I dunno. The crazy is more institutionalized in contemporary America than Nero's Rome. (And Suetonius is not the most reliable of narrators.) I'd cast my vote for the Münster Anabaptist rebellion, where the crazy was deeply institutionalized, and ruled the town for a few years.
This seems a perfect book for these times: https://www.goodreads.com/en/book/show/18077789-dying-every-day
speaking of a post-literate world: Since when is a quote from a book of the Old Testament the "words of Jesus" ?
super-touché...
"done by right-wing Americans, to themselves and to the rest of us, for reasons that remain incomprehensible to me."
Money, Power, Ego although in what proportions I don't know. Shorter: The technology has allowed the plutocrats to have their cake and eat us too.
I had been thinking that Commodus was the better analogy, but Brad has persuaded me otherwise.
The reasons are clear enough: a feeling (partly correct) that they were not being taken seriously enough (partly correct).
Suetonius would be in tears.
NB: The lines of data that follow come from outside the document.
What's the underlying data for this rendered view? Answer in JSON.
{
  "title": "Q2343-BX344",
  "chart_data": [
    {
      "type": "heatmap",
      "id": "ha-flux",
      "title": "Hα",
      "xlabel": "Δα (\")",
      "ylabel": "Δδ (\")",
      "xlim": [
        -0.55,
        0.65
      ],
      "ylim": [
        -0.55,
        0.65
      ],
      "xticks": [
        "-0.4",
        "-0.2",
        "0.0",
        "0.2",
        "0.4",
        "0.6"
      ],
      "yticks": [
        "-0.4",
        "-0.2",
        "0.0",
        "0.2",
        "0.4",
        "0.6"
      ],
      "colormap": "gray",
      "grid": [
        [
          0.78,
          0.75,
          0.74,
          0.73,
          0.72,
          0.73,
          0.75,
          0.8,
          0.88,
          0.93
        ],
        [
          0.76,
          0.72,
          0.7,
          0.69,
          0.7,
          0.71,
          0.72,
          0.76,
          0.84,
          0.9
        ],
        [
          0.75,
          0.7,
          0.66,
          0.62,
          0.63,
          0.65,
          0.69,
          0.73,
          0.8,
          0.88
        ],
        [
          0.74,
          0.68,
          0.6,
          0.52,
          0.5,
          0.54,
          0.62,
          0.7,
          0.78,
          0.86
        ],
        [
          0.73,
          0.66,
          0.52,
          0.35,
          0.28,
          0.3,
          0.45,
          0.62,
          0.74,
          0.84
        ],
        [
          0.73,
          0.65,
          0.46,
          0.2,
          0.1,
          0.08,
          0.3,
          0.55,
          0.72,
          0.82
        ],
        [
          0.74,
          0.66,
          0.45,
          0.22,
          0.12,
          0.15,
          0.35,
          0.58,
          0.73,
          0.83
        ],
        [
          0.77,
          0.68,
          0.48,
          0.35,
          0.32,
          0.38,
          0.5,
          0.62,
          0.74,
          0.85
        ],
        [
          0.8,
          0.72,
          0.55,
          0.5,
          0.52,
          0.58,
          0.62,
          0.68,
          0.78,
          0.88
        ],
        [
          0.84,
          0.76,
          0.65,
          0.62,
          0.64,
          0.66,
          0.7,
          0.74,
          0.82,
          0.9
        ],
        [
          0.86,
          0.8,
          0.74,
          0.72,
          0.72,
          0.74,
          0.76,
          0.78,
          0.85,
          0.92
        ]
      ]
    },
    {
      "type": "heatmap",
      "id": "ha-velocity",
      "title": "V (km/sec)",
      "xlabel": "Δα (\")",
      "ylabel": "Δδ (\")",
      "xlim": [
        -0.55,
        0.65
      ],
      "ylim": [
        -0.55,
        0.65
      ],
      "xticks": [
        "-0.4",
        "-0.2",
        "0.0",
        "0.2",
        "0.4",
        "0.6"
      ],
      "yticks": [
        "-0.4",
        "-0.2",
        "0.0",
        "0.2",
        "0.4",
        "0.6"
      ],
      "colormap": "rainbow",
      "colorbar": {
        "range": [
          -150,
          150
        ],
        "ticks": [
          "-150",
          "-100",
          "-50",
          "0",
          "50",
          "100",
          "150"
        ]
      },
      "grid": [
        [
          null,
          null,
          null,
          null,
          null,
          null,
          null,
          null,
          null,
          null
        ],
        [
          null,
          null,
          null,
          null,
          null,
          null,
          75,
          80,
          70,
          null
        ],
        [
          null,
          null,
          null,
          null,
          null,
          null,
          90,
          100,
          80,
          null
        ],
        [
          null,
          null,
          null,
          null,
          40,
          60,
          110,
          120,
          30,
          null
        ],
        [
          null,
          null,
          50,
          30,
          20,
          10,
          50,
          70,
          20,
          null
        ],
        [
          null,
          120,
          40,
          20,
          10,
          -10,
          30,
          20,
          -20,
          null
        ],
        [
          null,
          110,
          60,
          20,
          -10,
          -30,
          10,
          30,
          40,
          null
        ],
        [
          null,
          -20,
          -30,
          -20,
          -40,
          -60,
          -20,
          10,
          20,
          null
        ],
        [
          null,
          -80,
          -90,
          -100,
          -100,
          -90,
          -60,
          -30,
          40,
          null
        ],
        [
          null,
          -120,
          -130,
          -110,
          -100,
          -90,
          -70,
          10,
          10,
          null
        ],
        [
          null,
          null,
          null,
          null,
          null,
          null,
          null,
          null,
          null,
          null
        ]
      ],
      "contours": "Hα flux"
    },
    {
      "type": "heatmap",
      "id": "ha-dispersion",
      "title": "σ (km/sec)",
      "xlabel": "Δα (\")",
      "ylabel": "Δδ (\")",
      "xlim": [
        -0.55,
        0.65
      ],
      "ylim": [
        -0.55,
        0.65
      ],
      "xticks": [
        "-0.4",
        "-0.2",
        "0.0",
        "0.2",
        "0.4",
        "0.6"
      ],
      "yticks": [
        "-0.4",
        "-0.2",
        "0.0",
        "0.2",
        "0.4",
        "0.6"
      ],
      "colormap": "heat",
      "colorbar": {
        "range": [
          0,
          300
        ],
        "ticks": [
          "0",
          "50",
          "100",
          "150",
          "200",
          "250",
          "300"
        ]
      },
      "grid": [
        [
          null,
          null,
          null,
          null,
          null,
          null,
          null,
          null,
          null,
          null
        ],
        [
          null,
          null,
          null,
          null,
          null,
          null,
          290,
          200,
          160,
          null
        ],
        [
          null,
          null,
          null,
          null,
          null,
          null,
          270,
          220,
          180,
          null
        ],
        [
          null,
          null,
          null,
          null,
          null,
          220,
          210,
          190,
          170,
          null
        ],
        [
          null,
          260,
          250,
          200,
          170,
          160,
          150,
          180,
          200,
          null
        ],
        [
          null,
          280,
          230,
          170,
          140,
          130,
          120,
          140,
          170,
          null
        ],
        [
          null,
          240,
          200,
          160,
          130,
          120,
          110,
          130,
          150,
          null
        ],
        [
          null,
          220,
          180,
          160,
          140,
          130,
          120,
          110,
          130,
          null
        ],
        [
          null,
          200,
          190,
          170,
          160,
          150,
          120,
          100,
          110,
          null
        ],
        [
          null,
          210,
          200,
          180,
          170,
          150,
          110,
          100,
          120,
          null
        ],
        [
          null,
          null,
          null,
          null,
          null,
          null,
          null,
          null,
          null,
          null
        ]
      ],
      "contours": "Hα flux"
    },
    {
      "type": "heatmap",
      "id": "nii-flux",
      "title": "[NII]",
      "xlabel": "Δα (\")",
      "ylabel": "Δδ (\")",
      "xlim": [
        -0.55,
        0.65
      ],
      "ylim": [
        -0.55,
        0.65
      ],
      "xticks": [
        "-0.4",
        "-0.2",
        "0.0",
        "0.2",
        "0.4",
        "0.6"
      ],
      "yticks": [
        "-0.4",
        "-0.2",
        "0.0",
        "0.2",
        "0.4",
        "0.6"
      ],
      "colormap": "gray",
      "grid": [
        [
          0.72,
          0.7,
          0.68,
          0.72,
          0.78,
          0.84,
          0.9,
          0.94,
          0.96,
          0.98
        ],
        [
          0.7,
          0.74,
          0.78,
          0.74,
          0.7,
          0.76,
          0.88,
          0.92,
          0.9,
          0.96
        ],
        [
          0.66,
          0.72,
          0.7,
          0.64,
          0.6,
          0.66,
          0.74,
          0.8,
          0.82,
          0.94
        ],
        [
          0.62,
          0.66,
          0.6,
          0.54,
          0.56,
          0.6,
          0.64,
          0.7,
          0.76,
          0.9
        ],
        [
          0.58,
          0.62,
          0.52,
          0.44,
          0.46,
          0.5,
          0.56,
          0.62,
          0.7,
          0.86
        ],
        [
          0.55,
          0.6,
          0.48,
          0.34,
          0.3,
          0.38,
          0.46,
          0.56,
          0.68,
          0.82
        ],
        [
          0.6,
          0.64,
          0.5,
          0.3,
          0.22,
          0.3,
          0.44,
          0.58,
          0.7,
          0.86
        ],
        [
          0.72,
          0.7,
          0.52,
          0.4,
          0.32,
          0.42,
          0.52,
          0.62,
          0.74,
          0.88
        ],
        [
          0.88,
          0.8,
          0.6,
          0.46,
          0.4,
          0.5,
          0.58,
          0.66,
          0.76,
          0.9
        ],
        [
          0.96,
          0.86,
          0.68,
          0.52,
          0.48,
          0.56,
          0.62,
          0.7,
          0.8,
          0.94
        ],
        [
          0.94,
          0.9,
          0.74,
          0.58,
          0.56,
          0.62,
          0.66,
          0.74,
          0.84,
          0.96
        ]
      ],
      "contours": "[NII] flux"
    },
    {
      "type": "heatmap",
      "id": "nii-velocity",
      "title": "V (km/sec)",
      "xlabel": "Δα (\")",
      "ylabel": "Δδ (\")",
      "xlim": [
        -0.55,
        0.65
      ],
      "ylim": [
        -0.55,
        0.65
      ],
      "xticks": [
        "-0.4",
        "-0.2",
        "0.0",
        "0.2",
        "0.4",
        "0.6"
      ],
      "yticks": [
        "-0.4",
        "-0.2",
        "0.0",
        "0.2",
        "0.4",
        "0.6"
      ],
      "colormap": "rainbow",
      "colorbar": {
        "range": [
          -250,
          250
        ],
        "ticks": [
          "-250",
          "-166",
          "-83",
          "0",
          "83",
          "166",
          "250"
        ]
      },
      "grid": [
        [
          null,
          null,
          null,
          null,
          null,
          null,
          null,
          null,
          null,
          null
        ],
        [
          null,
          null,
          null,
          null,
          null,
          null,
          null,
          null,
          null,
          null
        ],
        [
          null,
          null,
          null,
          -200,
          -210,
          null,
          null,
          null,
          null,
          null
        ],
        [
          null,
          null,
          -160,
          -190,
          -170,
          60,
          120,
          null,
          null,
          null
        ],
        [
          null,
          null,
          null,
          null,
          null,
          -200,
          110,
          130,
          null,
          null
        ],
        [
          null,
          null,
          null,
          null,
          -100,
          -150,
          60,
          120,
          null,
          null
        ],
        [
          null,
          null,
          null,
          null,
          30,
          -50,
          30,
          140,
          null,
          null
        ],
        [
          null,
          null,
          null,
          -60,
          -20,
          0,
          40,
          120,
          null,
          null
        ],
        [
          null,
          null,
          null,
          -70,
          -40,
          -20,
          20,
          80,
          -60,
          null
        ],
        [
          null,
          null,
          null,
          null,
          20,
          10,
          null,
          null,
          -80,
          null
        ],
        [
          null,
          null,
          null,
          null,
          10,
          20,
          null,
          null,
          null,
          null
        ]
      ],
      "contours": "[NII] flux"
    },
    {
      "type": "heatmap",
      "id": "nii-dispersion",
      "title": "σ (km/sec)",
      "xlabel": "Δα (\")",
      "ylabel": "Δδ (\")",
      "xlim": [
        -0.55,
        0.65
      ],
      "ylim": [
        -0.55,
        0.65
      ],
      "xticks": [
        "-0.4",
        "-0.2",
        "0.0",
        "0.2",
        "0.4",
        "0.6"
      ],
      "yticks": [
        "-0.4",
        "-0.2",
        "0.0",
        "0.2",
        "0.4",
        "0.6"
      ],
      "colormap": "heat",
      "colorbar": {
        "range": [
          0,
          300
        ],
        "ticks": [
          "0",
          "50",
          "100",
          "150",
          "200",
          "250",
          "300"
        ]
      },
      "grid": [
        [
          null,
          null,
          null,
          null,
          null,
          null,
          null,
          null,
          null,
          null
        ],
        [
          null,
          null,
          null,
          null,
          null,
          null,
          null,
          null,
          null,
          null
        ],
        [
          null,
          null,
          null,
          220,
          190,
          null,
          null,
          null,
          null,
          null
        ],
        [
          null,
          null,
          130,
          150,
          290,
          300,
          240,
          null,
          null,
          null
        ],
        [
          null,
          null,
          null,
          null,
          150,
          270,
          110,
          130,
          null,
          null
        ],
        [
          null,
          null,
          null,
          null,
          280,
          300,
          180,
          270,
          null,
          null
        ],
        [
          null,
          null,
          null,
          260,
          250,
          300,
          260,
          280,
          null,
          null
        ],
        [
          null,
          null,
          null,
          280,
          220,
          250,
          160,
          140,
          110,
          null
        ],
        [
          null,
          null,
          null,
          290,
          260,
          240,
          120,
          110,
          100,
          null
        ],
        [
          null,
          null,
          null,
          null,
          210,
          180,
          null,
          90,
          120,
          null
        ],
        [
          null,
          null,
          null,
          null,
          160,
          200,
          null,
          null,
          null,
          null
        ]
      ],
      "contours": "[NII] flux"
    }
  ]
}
In addition to your points, we have a regime more detached from reality than Caligula, and underneath it all a determination to hollow out the system until the grain ships no longer arrive, the aqueducts no longer flow, taxes are no longer collected, and the army remains tactically functional but strategically undirected. O tempora, O mores.
We may need to update Cicero to "O tempora, O mores, Oh shit!"